Recent real-world experience shows that this is sometimes not the case. Even worse, some accepted methods for identifying and discarding fraudulent respondents don't do nearly enough to ensure an accurate, clean and representative sampling on which companies can base decisions with confidence.
The Internet has made it easier than ever before for brand-name companies to gauge reactions to their new ideas quickly and inexpensively by tapping into the opinions of what they presume to be their target markets. This is reflected by the fact that the online research industry has grown 30% in the last year, and, in 2007, respondents completed one billion online surveys. Last year, companies spent more than $4 billion doing online research. Yet, the data returned by these surveys - data that might be used by a consumer products business to determine its next strategic move -- could have serious flaws.
Here are just a couple of real-world examples. These are actual survey-takers who were identified and prevented from continuing to respond to research requests:
• A man from the Midwest had 130 user accounts. He posed as a woman or a man, always from different email addresses. Oddly, one of his consistent identifying characteristics was that he loves shrimp, but other than that he was using 130 different identities to earn money by participating in market research.
• A 21-year-old woman from Texas used more than 150 accounts to provide information to market researchers. She always listed her income in the top 1% of all earners. In fact, she had very low income.
Based on real-world validation efforts using a combination of techniques, we have been able to quantify the likely level of fraudulent or questionable survey takers. It's a scary number: 24%. That number breaks down in this way:
Thirteen percent were filtered out because they overlapped with online respondents found on a Certified Partner panel. By using a unique software approach which operates cross-supplier, we de-duplicated panels against each other. This identified respondents who were attempting to take a survey more than once.
An additional 4% were caught by the more commonly used digital fingerprinting survey-level filtering, which identified duplicate or straight-line responders, or those misrepresenting their location.
This means that a quarter of the panelist/respondents in a typical online survey may be fraudulent or unreliable. Most leading companies would say that if two to three percent of survey data is questionable that's too high. Twenty-four percent is a data disaster, and it can have serious business consequences.

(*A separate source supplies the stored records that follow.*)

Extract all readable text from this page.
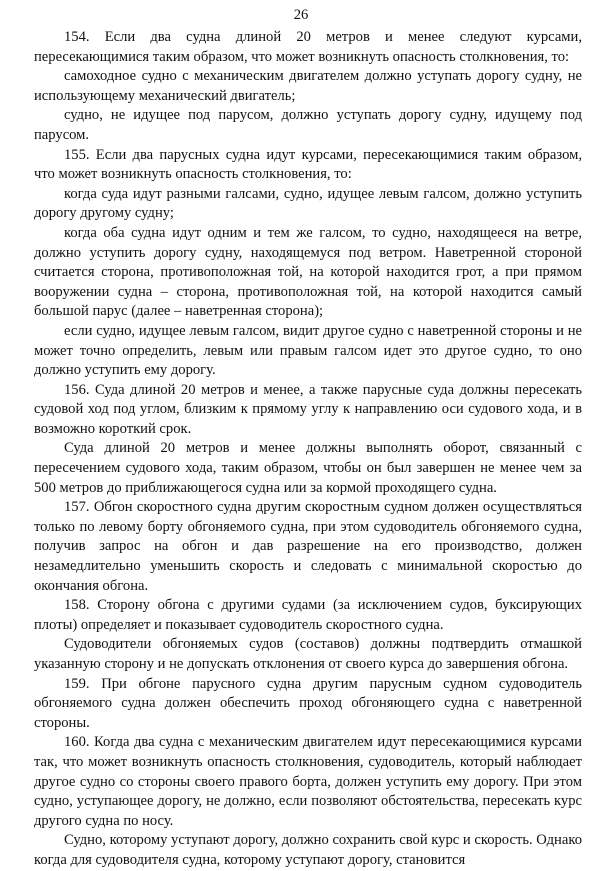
26

154. Если два судна длиной 20 метров и менее следуют курсами, пересекающимися таким образом, что может возникнуть опасность столкновения, то:

самоходное судно с механическим двигателем должно уступать дорогу судну, не использующему механический двигатель;

судно, не идущее под парусом, должно уступать дорогу судну, идущему под парусом.

155. Если два парусных судна идут курсами, пересекающимися таким образом, что может возникнуть опасность столкновения, то:

когда суда идут разными галсами, судно, идущее левым галсом, должно уступить дорогу другому судну;

когда оба судна идут одним и тем же галсом, то судно, находящееся на ветре, должно уступить дорогу судну, находящемуся под ветром. Наветренной стороной считается сторона, противоположная той, на которой находится грот, а при прямом вооружении судна – сторона, противоположная той, на которой находится самый большой парус (далее – наветренная сторона);

если судно, идущее левым галсом, видит другое судно с наветренной стороны и не может точно определить, левым или правым галсом идет это другое судно, то оно должно уступить ему дорогу.

156. Суда длиной 20 метров и менее, а также парусные суда должны пересекать судовой ход под углом, близким к прямому углу к направлению оси судового хода, и в возможно короткий срок.

Суда длиной 20 метров и менее должны выполнять оборот, связанный с пересечением судового хода, таким образом, чтобы он был завершен не менее чем за 500 метров до приближающегося судна или за кормой проходящего судна.

157. Обгон скоростного судна другим скоростным судном должен осуществляться только по левому борту обгоняемого судна, при этом судоводитель обгоняемого судна, получив запрос на обгон и дав разрешение на его производство, должен незамедлительно уменьшить скорость и следовать с минимальной скоростью до окончания обгона.

158. Сторону обгона с другими судами (за исключением судов, буксирующих плоты) определяет и показывает судоводитель скоростного судна.

Судоводители обгоняемых судов (составов) должны подтвердить отмашкой указанную сторону и не допускать отклонения от своего курса до завершения обгона.

159. При обгоне парусного судна другим парусным судном судоводитель обгоняемого судна должен обеспечить проход обгоняющего судна с наветренной стороны.

160. Когда два судна с механическим двигателем идут пересекающимися курсами так, что может возникнуть опасность столкновения, судоводитель, который наблюдает другое судно со стороны своего правого борта, должен уступить ему дорогу. При этом судно, уступающее дорогу, не должно, если позволяют обстоятельства, пересекать курс другого судна по носу.

Судно, которому уступают дорогу, должно сохранить свой курс и скорость. Однако когда для судоводителя судна, которому уступают дорогу, становится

Today the most widely accepted method to prevent this type of survey fraud is "digital fingerprinting." This method attempts to prevent the same computer from taking a survey more than once. Many companies assume that if their survey panels are vetted with this method then the data is clean, accurate and reliable. It isn't.
As we found, this method identified less than 20% of the dubious respondents and does not ask the fundamental question "is the person taking the survey who they say they are?" Digital fingerprinting is a useful first step in the process of ensuring honest survey panels, but companies that rely solely on this method are taking a significant risk if they base business decisions on suspect survey samples.
Market researchers need a more reliable data quality method that focuses on risks and behaviors at both the panel and survey level. Panel-level filtering ensures that panelists are real people by cross-checking potential online panel participants in real time against an aggregate consumer database that covers 96% of individuals in the United States.
This enables independent verification of a panelist's name, address and other relevant information, such as age and income. In essence, it verifies the existence of the potential respondent in the real world. At the same time, researchers can determine whether multiple panelist IDs share the same name and address. If researchers are willing to accept the data generated from these respondents to make multimillion-dollar decisions, it seems reasonable to require that the respondent share some basic Personally Identifiable Information and that this information is validated.
Panel-level filtering removes those panelists who introduce risk into sample quality. This can include respondents whose identity cannot be verified; who have multiple panel IDs but only one real-world ID (indicative of a professional survey-taker); and who have exhibited signs of disengagement across multiple surveys.
Rightfully, consumer goods and services companies expect their market research partners to ensure that the research delivers quality results. To satisfy these companies, research partners must take this problem much more seriously and go beyond the currently accepted methods of vetting survey participants. If we don't do this, the value of online survey data will be, and should be, viewed as less than useful ... or even as dangerous.